Bayesian Networks and Machine Learning for COVID-19 Severity Explanation and Demographic Symptom Classification
Oluwaseun T. Ajayi, Yu Cheng
TL;DR
The paper tackles understanding COVID-19 severity and demographic symptom patterns by presenting a three-stage data-driven framework that combines Bayesian network structure learning, unsupervised clustering, and a DSID predictor.

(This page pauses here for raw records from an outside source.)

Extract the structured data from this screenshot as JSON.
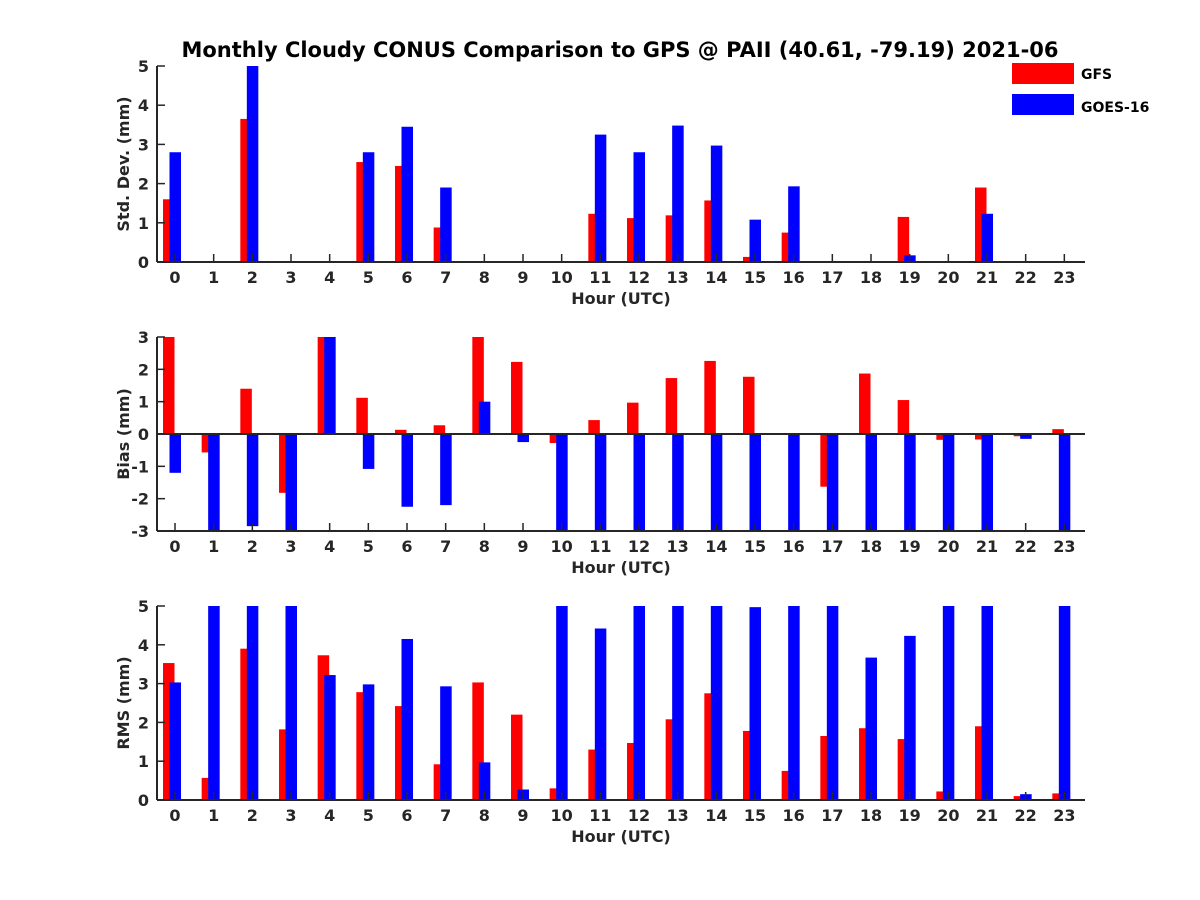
{
  "title": "Monthly Cloudy CONUS Comparison to GPS @ PAII (40.61, -79.19) 2021-06",
  "legend": {
    "placement": "top-right",
    "entries": [
      {
        "label": "GFS",
        "color": "#ff0000"
      },
      {
        "label": "GOES-16",
        "color": "#0000ff"
      }
    ]
  },
  "chart_data": [
    {
      "type": "bar",
      "ylabel": "Std. Dev. (mm)",
      "xlabel": "Hour (UTC)",
      "ylim": [
        0,
        5
      ],
      "yticks": [
        0,
        1,
        2,
        3,
        4,
        5
      ],
      "categories": [
        "0",
        "1",
        "2",
        "3",
        "4",
        "5",
        "6",
        "7",
        "8",
        "9",
        "10",
        "11",
        "12",
        "13",
        "14",
        "15",
        "16",
        "17",
        "18",
        "19",
        "20",
        "21",
        "22",
        "23"
      ],
      "series": [
        {
          "name": "GFS",
          "color": "#ff0000",
          "values": [
            1.6,
            0,
            3.65,
            0,
            0,
            2.55,
            2.45,
            0.88,
            0,
            0,
            0,
            1.23,
            1.12,
            1.19,
            1.57,
            0.13,
            0.75,
            0,
            0,
            1.15,
            0,
            1.9,
            0,
            0
          ]
        },
        {
          "name": "GOES-16",
          "color": "#0000ff",
          "values": [
            2.8,
            0,
            5.0,
            0,
            0,
            2.8,
            3.45,
            1.9,
            0,
            0,
            0,
            3.25,
            2.8,
            3.48,
            2.97,
            1.08,
            1.93,
            0,
            0,
            0.17,
            0,
            1.23,
            0,
            0
          ]
        }
      ]
    },
    {
      "type": "bar",
      "ylabel": "Bias (mm)",
      "xlabel": "Hour (UTC)",
      "ylim": [
        -3,
        3
      ],
      "yticks": [
        -3,
        -2,
        -1,
        0,
        1,
        2,
        3
      ],
      "categories": [
        "0",
        "1",
        "2",
        "3",
        "4",
        "5",
        "6",
        "7",
        "8",
        "9",
        "10",
        "11",
        "12",
        "13",
        "14",
        "15",
        "16",
        "17",
        "18",
        "19",
        "20",
        "21",
        "22",
        "23"
      ],
      "series": [
        {
          "name": "GFS",
          "color": "#ff0000",
          "values": [
            3.0,
            -0.57,
            1.4,
            -1.82,
            3.0,
            1.12,
            0.13,
            0.27,
            3.0,
            2.23,
            -0.28,
            0.43,
            0.97,
            1.73,
            2.26,
            1.77,
            0,
            -1.63,
            1.87,
            1.05,
            -0.18,
            -0.17,
            -0.07,
            0.15
          ]
        },
        {
          "name": "GOES-16",
          "color": "#0000ff",
          "values": [
            -1.2,
            -3.0,
            -2.85,
            -3.0,
            3.0,
            -1.08,
            -2.25,
            -2.2,
            1.0,
            -0.25,
            -3.0,
            -3.0,
            -3.0,
            -3.0,
            -3.0,
            -3.0,
            -3.0,
            -3.0,
            -3.0,
            -3.0,
            -3.0,
            -3.0,
            -0.15,
            -3.0
          ]
        }
      ]
    },
    {
      "type": "bar",
      "ylabel": "RMS (mm)",
      "xlabel": "Hour (UTC)",
      "ylim": [
        0,
        5
      ],
      "yticks": [
        0,
        1,
        2,
        3,
        4,
        5
      ],
      "categories": [
        "0",
        "1",
        "2",
        "3",
        "4",
        "5",
        "6",
        "7",
        "8",
        "9",
        "10",
        "11",
        "12",
        "13",
        "14",
        "15",
        "16",
        "17",
        "18",
        "19",
        "20",
        "21",
        "22",
        "23"
      ],
      "series": [
        {
          "name": "GFS",
          "color": "#ff0000",
          "values": [
            3.53,
            0.57,
            3.9,
            1.82,
            3.73,
            2.78,
            2.42,
            0.92,
            3.03,
            2.2,
            0.3,
            1.3,
            1.47,
            2.08,
            2.75,
            1.78,
            0.75,
            1.65,
            1.85,
            1.57,
            0.22,
            1.9,
            0.1,
            0.17
          ]
        },
        {
          "name": "GOES-16",
          "color": "#0000ff",
          "values": [
            3.03,
            5.0,
            5.0,
            5.0,
            3.22,
            2.98,
            4.15,
            2.93,
            0.97,
            0.27,
            5.0,
            4.42,
            5.0,
            5.0,
            5.0,
            4.97,
            5.0,
            5.0,
            3.67,
            4.23,
            5.0,
            5.0,
            0.15,
            5.0
          ]
        }
      ]
    }
  ]
}
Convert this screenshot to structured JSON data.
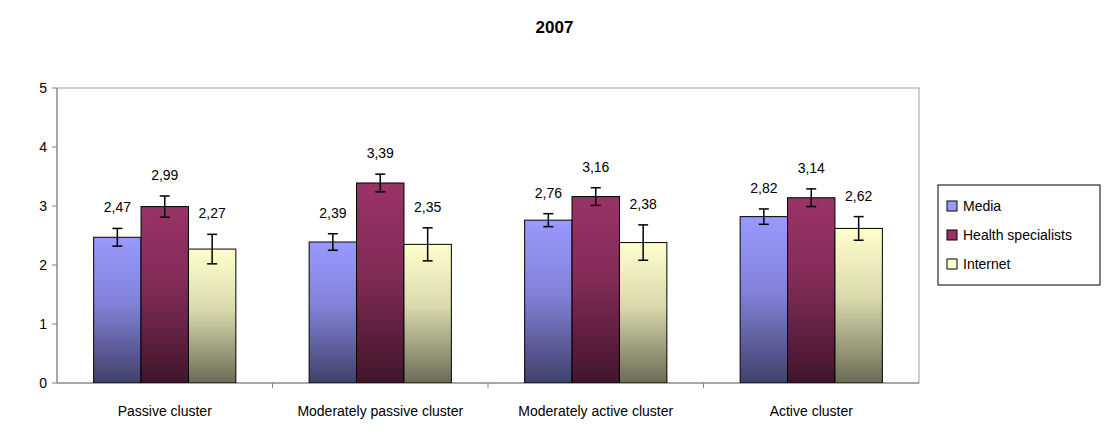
{
  "chart_data": {
    "type": "bar",
    "title": "2007",
    "categories": [
      "Passive cluster",
      "Moderately passive cluster",
      "Moderately active cluster",
      "Active cluster"
    ],
    "series": [
      {
        "name": "Media",
        "color": "#9999ff",
        "values": [
          2.47,
          2.39,
          2.76,
          2.82
        ],
        "value_labels": [
          "2,47",
          "2,39",
          "2,76",
          "2,82"
        ],
        "errors": [
          0.15,
          0.14,
          0.11,
          0.13
        ]
      },
      {
        "name": "Health specialists",
        "color": "#993366",
        "values": [
          2.99,
          3.39,
          3.16,
          3.14
        ],
        "value_labels": [
          "2,99",
          "3,39",
          "3,16",
          "3,14"
        ],
        "errors": [
          0.18,
          0.15,
          0.15,
          0.15
        ]
      },
      {
        "name": "Internet",
        "color": "#ffffcc",
        "values": [
          2.27,
          2.35,
          2.38,
          2.62
        ],
        "value_labels": [
          "2,27",
          "2,35",
          "2,38",
          "2,62"
        ],
        "errors": [
          0.25,
          0.28,
          0.3,
          0.2
        ]
      }
    ],
    "ylim": [
      0,
      5
    ],
    "yticks": [
      0,
      1,
      2,
      3,
      4,
      5
    ],
    "grid": false,
    "legend": "right",
    "data_labels": true
  }
}
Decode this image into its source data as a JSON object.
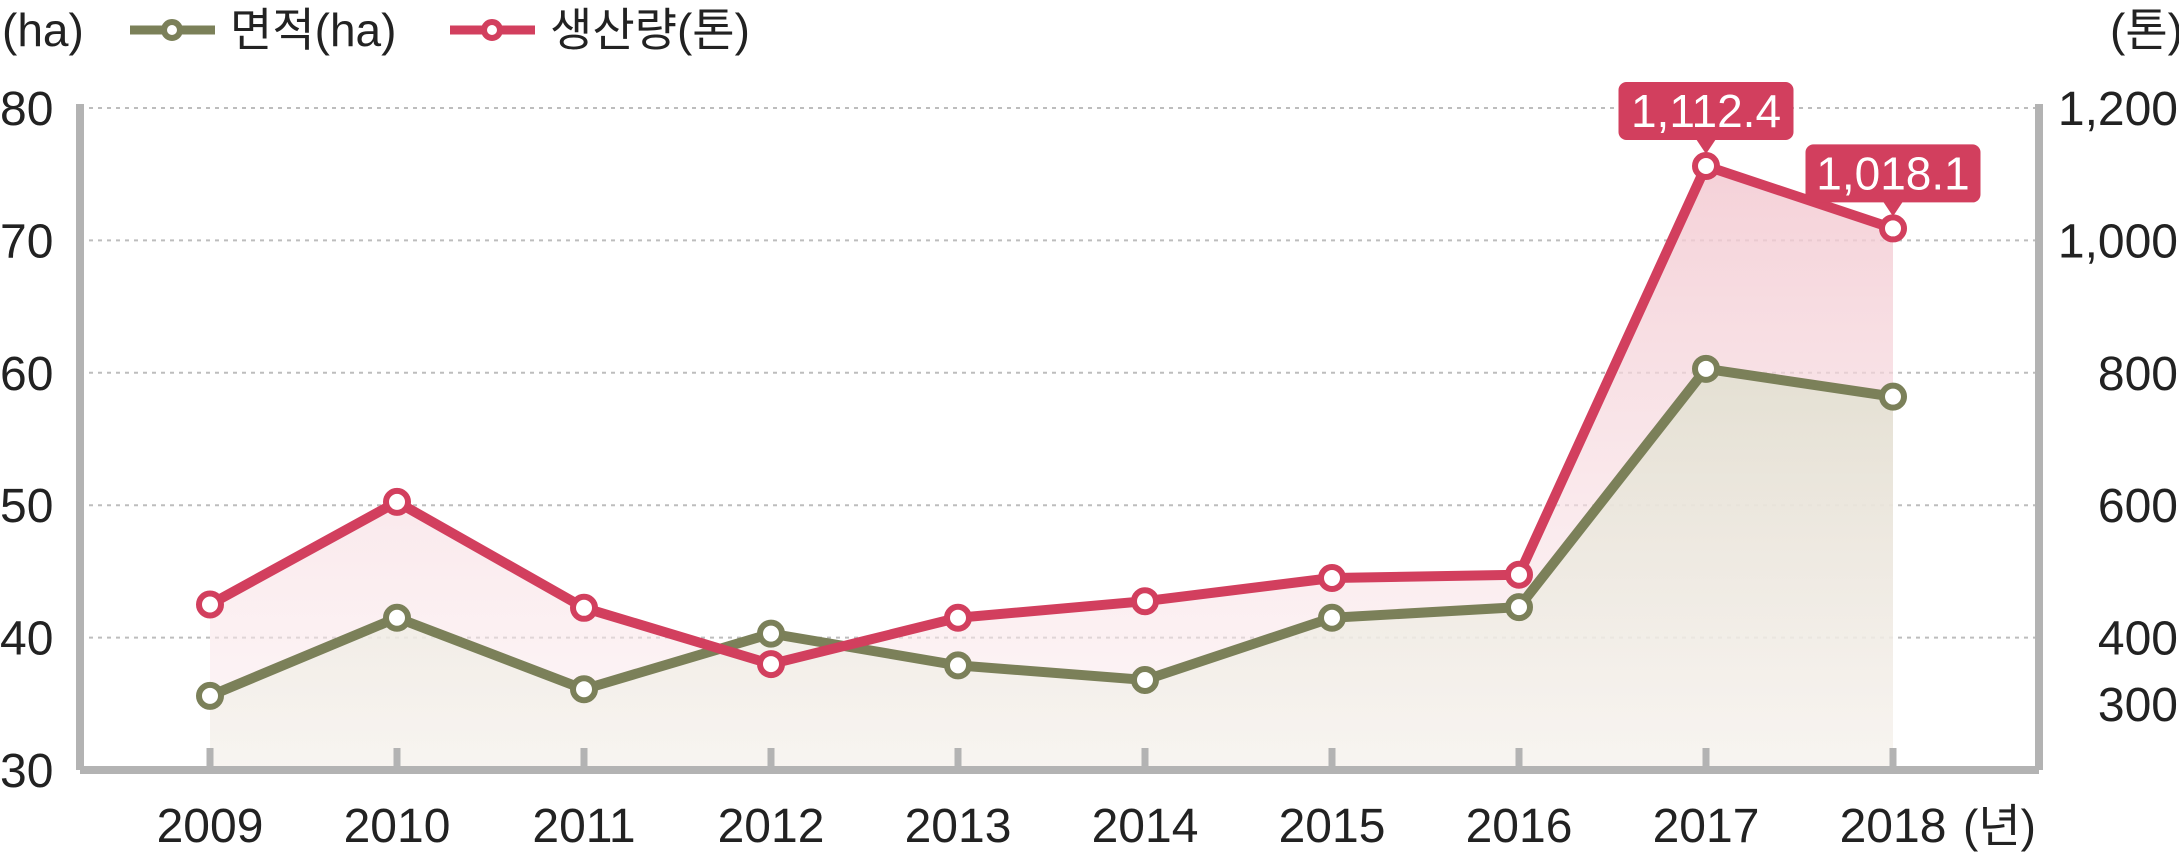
{
  "chart_data": {
    "type": "line",
    "categories": [
      "2009",
      "2010",
      "2011",
      "2012",
      "2013",
      "2014",
      "2015",
      "2016",
      "2017",
      "2018"
    ],
    "x_unit": "(년)",
    "y_left": {
      "unit": "(ha)",
      "ticks": [
        "30",
        "40",
        "50",
        "60",
        "70",
        "80"
      ],
      "range": [
        30,
        80
      ]
    },
    "y_right": {
      "unit": "(톤)",
      "ticks": [
        "300",
        "400",
        "600",
        "800",
        "1,000",
        "1,200"
      ],
      "range": [
        200,
        1200
      ]
    },
    "grid": true,
    "legend_position": "top-left",
    "series": [
      {
        "name": "면적(ha)",
        "axis": "left",
        "color": "#7b8059",
        "values": [
          35.6,
          41.5,
          36.1,
          40.3,
          37.9,
          36.8,
          41.5,
          42.3,
          60.3,
          58.2
        ]
      },
      {
        "name": "생산량(톤)",
        "axis": "right",
        "color": "#d23f5e",
        "values": [
          450,
          605,
          445,
          360,
          430,
          455,
          490,
          495,
          1112.4,
          1018.1
        ]
      }
    ],
    "annotations": [
      {
        "series": 1,
        "index": 8,
        "text": "1,112.4"
      },
      {
        "series": 1,
        "index": 9,
        "text": "1,018.1"
      }
    ]
  }
}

It analyzes a CDC US dataset of 537,243 cases with 24 features, learning a BN to capture conditional dependencies and CPDs, clustering symptom patterns to reveal classes, and a DSID model that maps symptom classes to demographic distributions with high accuracy. The approach yields interpretable CPDs for ICU, ventilation, death, and medical conditions, and demonstrates near-perfect predictive accuracy (99.99%) for demographic class inference on held-out data, outperforming a heuristic baseline. The work provides actionable insights into symptom-demographic relationships and offers a practical pathway for risk stratification and targeted public-health interventions.
Abstract
With the prevailing efforts to combat the coronavirus disease 2019 (COVID-19) pandemic, there are still uncertainties that are yet to be discovered about its spread, future impact, and resurgence. In this paper, we present a three-stage data-driven approach to distill the hidden information about COVID-19. The first stage employs a Bayesian network structure learning method to identify the causal relationships among COVID-19 symptoms and their intrinsic demographic variables. As a second stage, the output from the Bayesian network structure learning, serves as a useful guide to train an unsupervised machine learning (ML) algorithm that uncovers the similarities in patients' symptoms through clustering. The final stage then leverages the labels obtained from clustering to train a demographic symptom identification (DSID) model which predicts a patient's symptom class and the corresponding demographic probability distribution. We applied our method on the COVID-19 dataset obtained from the Centers for Disease Control and Prevention (CDC) in the United States. Results from the experiments show a testing accuracy of 99.99%, as against the 41.15% accuracy of a heuristic ML method. This strongly reveals the viability of our Bayesian network and ML approach in understanding the relationship between the virus symptoms, and providing insights on patients' stratification towards reducing the severity of the virus.